If the rest of us have to pick up the costs for women's decision to have children, then it is no longer 'a very personal' choice. The current situation is that an employer cannot ask a female candidate at interview if she intends to get pregnant in the near future. This is regarded as none of the employer's business, and would be discriminatory to boot. However, if she chooses to, then the employer effectively has to pay her not to work, and her childless colleagues have to pick up the slack.

This stunning system of privilege has not escaped the notice of middle-class women. Often, their intention is simply to milk the system for maternity benefits.

A woman of my acquaintance, discussing her family plans, told me: "I'm just going to wait until I get my promotion next month, and then I'm planning to get pregnant". She liked the idea of sitting at home on an even higher salary than she already had.

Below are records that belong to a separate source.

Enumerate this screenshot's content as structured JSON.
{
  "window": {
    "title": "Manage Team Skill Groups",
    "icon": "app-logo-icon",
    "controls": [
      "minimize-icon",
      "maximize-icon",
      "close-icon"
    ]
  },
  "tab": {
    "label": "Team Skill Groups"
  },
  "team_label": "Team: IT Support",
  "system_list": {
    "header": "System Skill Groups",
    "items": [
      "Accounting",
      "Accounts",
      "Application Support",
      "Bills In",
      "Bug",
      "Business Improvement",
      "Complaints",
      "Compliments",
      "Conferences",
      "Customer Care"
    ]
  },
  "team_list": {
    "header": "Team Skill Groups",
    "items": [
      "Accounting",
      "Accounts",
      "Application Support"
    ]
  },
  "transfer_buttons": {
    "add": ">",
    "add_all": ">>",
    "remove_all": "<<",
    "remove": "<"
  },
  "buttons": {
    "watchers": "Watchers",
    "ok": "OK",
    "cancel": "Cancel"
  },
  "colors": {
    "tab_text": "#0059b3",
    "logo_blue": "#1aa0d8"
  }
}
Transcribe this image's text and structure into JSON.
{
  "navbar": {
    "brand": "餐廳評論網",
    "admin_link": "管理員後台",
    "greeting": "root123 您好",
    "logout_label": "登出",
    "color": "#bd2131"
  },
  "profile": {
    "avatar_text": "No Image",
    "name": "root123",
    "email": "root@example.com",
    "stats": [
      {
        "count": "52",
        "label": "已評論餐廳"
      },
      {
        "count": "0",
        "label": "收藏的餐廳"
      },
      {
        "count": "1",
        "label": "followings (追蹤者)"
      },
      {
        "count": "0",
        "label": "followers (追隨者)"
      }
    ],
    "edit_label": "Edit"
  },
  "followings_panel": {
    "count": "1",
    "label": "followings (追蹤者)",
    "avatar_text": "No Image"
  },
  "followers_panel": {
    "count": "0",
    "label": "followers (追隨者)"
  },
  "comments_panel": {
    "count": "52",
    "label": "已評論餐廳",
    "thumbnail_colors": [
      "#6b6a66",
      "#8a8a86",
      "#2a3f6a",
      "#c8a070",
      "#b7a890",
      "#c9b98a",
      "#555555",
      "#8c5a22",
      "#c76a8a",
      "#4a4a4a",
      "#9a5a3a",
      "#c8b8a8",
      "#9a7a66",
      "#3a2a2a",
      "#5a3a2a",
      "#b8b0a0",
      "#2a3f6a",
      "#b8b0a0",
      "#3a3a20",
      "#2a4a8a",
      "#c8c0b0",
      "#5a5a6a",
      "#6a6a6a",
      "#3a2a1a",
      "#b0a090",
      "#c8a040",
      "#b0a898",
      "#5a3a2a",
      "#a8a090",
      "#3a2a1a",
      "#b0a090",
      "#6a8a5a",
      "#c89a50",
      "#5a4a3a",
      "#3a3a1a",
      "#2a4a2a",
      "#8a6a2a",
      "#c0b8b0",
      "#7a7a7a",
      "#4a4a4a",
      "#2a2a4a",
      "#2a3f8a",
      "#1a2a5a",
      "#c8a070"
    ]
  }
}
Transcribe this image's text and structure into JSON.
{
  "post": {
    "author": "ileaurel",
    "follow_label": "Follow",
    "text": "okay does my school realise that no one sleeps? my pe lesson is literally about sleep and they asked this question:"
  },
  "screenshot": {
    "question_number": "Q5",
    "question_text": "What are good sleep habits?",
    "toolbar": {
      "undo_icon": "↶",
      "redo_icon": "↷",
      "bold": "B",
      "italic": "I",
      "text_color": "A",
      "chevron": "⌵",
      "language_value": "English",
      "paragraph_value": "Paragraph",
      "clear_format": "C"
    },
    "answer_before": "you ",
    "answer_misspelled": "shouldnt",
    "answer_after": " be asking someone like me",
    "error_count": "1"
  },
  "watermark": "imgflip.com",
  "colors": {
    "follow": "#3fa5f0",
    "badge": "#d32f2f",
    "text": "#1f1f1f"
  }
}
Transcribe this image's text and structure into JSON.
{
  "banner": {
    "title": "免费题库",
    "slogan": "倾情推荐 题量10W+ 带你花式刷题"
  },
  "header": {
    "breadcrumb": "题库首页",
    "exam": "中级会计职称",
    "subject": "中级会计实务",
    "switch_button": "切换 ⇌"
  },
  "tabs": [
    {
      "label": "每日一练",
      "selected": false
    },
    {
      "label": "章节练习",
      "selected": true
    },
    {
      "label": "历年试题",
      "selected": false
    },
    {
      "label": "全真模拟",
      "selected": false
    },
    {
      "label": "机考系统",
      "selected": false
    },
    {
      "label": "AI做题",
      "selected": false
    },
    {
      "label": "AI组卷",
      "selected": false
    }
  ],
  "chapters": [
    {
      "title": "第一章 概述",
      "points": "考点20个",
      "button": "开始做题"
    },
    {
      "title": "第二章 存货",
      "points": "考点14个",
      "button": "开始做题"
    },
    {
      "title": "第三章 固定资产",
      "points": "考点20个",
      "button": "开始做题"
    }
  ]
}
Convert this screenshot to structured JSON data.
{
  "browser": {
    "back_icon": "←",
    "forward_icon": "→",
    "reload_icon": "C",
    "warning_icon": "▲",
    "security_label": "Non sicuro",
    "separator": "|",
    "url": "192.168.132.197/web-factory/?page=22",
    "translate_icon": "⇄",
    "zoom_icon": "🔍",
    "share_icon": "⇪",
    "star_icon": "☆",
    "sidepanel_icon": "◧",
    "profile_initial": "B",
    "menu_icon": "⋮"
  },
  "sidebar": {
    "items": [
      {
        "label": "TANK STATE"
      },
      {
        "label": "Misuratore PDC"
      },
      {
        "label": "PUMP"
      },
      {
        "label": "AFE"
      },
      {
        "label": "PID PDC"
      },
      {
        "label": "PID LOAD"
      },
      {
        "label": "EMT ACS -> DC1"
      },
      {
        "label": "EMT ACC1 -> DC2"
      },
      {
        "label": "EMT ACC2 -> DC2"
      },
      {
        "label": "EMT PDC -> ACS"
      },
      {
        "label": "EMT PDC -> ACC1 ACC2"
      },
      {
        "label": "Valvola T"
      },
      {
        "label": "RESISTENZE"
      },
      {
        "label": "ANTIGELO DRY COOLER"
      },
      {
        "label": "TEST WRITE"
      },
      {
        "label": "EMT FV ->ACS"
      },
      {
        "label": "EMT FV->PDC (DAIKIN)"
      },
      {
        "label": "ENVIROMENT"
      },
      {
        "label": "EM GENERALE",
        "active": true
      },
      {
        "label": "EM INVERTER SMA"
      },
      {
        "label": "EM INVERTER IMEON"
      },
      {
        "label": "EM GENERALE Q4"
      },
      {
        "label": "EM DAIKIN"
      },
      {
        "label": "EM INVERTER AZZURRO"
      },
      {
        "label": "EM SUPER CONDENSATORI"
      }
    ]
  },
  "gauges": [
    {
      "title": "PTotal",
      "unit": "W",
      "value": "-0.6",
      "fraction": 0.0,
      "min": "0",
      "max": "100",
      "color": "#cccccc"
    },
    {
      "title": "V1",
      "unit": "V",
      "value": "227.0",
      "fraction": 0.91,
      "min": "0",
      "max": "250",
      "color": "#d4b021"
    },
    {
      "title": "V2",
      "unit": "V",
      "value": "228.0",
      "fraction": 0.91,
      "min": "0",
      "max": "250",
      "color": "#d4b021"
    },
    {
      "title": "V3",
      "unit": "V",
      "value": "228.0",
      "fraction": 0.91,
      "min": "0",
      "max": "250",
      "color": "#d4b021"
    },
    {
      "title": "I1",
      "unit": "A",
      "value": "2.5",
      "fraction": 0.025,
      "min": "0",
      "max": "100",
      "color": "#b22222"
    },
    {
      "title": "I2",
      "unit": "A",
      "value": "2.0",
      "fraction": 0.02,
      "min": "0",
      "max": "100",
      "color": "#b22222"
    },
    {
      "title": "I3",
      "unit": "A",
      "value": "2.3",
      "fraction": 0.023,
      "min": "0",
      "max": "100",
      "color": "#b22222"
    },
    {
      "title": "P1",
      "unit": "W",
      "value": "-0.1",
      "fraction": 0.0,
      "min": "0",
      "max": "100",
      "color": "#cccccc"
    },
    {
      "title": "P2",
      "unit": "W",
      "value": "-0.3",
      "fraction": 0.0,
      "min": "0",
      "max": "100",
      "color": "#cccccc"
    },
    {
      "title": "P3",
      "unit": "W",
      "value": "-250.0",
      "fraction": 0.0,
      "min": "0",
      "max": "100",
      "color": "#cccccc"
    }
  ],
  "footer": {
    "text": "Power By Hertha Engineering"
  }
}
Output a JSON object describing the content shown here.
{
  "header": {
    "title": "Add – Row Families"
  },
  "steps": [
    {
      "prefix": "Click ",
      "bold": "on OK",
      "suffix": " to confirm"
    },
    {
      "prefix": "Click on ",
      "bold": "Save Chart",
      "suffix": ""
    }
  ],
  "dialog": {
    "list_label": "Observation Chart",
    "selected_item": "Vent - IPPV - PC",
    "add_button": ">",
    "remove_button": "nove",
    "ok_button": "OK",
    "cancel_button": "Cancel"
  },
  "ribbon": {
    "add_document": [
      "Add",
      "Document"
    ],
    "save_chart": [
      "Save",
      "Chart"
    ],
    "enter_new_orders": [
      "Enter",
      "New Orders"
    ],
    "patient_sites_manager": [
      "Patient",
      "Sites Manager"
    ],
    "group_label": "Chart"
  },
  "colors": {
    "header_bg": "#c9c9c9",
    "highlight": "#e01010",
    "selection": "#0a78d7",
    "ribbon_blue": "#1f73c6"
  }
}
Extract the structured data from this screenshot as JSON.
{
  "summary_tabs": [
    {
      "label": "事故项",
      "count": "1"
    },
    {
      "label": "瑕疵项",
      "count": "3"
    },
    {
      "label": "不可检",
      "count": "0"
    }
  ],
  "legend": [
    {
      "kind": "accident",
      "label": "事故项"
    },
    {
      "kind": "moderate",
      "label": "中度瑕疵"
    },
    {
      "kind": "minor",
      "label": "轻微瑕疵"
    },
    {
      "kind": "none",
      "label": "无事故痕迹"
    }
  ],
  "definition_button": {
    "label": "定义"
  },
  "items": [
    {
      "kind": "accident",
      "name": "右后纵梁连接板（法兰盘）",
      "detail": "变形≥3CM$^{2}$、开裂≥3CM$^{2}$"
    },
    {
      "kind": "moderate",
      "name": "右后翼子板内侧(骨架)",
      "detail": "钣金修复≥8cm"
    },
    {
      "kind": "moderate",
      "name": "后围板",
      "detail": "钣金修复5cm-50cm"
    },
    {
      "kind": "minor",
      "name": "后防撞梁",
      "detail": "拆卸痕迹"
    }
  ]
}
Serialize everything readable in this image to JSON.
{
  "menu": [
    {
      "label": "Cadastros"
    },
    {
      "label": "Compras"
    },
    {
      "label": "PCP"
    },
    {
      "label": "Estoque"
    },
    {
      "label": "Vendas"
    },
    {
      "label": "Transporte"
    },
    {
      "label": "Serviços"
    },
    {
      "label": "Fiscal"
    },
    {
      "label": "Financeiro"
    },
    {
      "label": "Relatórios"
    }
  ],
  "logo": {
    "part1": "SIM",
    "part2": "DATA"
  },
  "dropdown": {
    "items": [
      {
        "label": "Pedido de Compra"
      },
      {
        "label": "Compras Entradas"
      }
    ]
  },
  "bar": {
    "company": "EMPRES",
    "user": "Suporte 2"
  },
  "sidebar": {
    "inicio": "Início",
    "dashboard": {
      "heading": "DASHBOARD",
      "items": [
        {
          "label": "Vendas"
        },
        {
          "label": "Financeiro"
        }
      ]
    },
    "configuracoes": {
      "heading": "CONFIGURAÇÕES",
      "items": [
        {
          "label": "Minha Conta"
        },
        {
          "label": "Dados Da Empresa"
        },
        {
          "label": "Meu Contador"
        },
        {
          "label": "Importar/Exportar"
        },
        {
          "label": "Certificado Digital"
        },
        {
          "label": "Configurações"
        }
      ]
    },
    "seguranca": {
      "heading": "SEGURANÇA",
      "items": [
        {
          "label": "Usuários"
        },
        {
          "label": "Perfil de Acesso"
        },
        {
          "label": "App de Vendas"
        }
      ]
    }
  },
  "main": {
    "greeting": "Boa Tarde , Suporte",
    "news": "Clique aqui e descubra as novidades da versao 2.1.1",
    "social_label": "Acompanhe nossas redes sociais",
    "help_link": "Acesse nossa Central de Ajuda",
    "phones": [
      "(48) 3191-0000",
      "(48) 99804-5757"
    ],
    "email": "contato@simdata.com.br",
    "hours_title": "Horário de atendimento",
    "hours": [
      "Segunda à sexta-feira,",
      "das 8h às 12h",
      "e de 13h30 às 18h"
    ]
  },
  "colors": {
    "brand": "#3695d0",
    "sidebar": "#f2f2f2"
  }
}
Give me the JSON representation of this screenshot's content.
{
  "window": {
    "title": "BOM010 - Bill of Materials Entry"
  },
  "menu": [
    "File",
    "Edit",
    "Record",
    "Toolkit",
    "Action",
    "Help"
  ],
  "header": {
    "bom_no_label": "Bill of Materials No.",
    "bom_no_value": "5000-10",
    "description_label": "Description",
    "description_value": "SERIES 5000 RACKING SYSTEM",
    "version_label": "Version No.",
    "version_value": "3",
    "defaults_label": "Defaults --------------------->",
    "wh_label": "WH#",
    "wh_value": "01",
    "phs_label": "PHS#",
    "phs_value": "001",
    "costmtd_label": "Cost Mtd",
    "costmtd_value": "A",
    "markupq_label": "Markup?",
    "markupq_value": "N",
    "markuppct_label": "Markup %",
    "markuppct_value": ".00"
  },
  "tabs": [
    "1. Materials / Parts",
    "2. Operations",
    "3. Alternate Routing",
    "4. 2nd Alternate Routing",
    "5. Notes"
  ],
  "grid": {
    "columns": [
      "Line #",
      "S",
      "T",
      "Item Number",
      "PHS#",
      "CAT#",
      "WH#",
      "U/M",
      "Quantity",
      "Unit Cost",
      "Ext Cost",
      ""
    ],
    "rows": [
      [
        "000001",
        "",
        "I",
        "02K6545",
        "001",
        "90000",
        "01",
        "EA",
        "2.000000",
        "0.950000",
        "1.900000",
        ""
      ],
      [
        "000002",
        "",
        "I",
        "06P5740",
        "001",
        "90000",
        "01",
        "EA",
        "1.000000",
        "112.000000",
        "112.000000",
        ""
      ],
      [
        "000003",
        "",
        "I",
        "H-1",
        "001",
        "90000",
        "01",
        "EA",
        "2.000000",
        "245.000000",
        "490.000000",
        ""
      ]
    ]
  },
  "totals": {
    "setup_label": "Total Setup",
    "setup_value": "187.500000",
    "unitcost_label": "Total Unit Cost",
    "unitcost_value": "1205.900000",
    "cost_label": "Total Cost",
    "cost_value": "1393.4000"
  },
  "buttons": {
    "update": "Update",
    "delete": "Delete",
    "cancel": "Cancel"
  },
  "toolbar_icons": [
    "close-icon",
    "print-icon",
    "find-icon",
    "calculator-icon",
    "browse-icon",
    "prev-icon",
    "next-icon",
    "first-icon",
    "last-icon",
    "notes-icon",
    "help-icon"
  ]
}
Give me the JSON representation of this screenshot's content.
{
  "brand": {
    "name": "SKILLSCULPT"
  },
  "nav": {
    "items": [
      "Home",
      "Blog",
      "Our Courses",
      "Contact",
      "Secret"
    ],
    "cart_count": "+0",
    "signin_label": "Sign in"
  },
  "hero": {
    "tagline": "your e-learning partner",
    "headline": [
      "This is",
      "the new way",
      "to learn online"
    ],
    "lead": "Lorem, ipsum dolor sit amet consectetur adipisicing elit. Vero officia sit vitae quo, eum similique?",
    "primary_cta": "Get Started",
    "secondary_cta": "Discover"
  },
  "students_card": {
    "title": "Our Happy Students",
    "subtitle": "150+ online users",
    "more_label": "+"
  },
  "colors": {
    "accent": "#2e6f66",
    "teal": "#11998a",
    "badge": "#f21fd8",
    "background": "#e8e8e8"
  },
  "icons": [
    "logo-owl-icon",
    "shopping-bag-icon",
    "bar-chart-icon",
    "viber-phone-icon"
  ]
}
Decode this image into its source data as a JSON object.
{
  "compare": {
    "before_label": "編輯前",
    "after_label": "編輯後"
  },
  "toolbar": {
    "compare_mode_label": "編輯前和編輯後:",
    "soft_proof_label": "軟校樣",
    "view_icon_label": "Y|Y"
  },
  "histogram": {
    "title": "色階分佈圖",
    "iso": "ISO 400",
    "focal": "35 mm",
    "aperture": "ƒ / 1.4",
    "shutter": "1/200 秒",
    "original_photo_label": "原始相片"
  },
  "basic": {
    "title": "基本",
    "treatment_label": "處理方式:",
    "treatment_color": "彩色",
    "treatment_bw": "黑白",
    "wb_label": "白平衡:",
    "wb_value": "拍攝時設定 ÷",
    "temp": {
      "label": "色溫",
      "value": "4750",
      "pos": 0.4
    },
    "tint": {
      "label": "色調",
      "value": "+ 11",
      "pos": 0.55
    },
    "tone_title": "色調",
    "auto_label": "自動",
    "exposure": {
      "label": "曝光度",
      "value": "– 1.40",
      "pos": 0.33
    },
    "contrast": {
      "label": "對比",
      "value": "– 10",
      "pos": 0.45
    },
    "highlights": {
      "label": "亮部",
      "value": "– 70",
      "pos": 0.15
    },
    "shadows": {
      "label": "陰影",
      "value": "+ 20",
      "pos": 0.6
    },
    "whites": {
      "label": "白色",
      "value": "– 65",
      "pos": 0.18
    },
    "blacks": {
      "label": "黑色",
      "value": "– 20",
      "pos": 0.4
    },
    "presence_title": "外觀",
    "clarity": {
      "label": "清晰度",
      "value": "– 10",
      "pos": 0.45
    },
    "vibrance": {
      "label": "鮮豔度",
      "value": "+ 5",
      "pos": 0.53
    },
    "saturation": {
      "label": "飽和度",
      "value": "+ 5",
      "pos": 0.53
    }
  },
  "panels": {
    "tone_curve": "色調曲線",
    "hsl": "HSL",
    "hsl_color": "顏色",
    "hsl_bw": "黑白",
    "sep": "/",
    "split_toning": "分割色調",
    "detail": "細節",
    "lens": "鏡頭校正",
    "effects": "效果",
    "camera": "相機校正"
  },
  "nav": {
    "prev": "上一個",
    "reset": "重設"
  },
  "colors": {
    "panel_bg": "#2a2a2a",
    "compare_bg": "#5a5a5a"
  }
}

When asked why she was not entitled to 12 months on full pay, she replied "There are too many women where I work. Not enough people to pay for it". What she meant of course is that there are not enough men to pay for it. Not enough men working there to finance all the women's lifestyles and do their jobs for them while they sit at home.

The employer's intention when recruiting is to get a job of work done, and a woman candidate's intention is often to get her baby paid for. There is a conflict of interest here. This is resolved in the feminist mind simply by putting women's interests first. Rake, like most other feminists, advocates government-funded creches. There is no regard for the effect that this will have on families, children, employers, or the wider society. A woman's rights are unlimited, and trump everything else. No questions asked. However, as in the Spanner case, if your activities impose an external cost onto the wider society, one that the rest of us have not agreed to, then it is no longer just your private business. It is public business. The choice of whether and when to return to employment is only "a very personal one" if you are wealthy enough to fund your lifestyle yourself.